Most of us are familiar with the internment of Japanese-Americans during World War II, but few have heard that thousands of German-Americans and Italian-Americans suffered a similar fate, highlighting the fact that the program was much more extensive, and not restricted to a single ethnic group. Of course, the internment is now viewed as a dark chapter in U.S. history; American citizens, being denied basic rights because of their ancestry. But while many–particulary Japanese-Americans–were treated unfairly, the passage of time (and revisionist history) ignores the valid security concerns which provided the foundation for the policy.

At this point, I’m not proposing the prolonged internment of American evacuees returning from Lebanon. But profiling techniques should be used on the returnees, to help identify those which might pose the greatest risk. And, those evacuees should be placed in some sort of detention facility until they can be fully screened and carefully vetted.
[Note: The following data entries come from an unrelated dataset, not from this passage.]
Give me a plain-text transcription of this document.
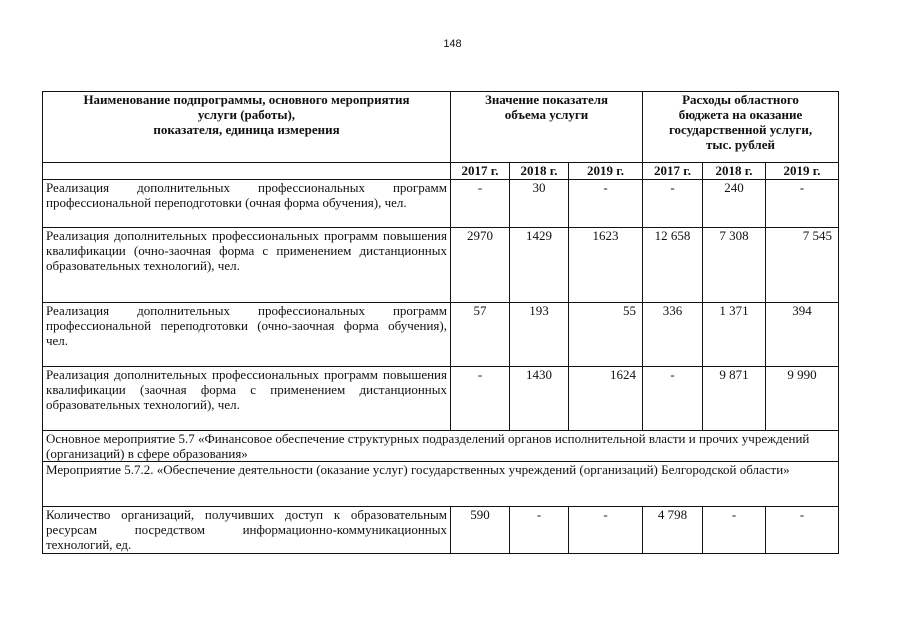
148
Наименование подпрограммы, основного мероприятия
услуги (работы),
показателя, единица измерения	Значение показателя
объема услуги			Расходы областного
бюджета на оказание
государственной услуги,
тыс. рублей		
	2017 г.	2018 г.	2019 г.	2017 г.	2018 г.	2019 г.
Реализация дополнительных профессиональных программ профессиональной переподготовки (очная форма обучения), чел.	-	30	-	-	240	-
Реализация дополнительных профессиональных программ повышения квалификации (очно-заочная форма с применением дистанционных образовательных технологий), чел.	2970	1429	1623	12 658	7 308	7 545
Реализация дополнительных профессиональных программ профессиональной переподготовки (очно-заочная форма обучения), чел.	57	193	55	336	1 371	394
Реализация дополнительных профессиональных программ повышения квалификации (заочная форма с применением дистанционных образовательных технологий), чел.	-	1430	1624	-	9 871	9 990
Основное мероприятие 5.7 «Финансовое обеспечение структурных подразделений органов исполнительной власти и прочих учреждений (организаций) в сфере образования»						
Мероприятие 5.7.2. «Обеспечение деятельности (оказание услуг) государственных учреждений (организаций) Белгородской области»						
Количество организаций, получивших доступ к образовательным ресурсам посредством информационно-коммуникационных технологий, ед.	590	-	-	4 798	-	-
Unfortunately, the Bush Administration shows no sign (at least publicly) of taking such an aggressive stand. While profiling works, political correctness has made it a dirty word. And the ACLU would file suit at the mere suggestion that high-risk returnees might be detained.

The administration’s timidity in such matters was on display earlier this week. When the evacuation from Lebanon began, the State Department suggested that returnees pay the equivalent of an airline ticket from Beirut to Cyprus (roughly $150), to help offset the massive costs of the air and sealift operations. When the evacuees and civil liberties groups objected, the administration quickly backed down. If the White House and Foggy Bottom are willing to retreat on such a trivial matter as the “return fee,” how can we expect them to make the really hard choices in screening–and if necessary, detaining–evacuees who may pose a genuine security threat.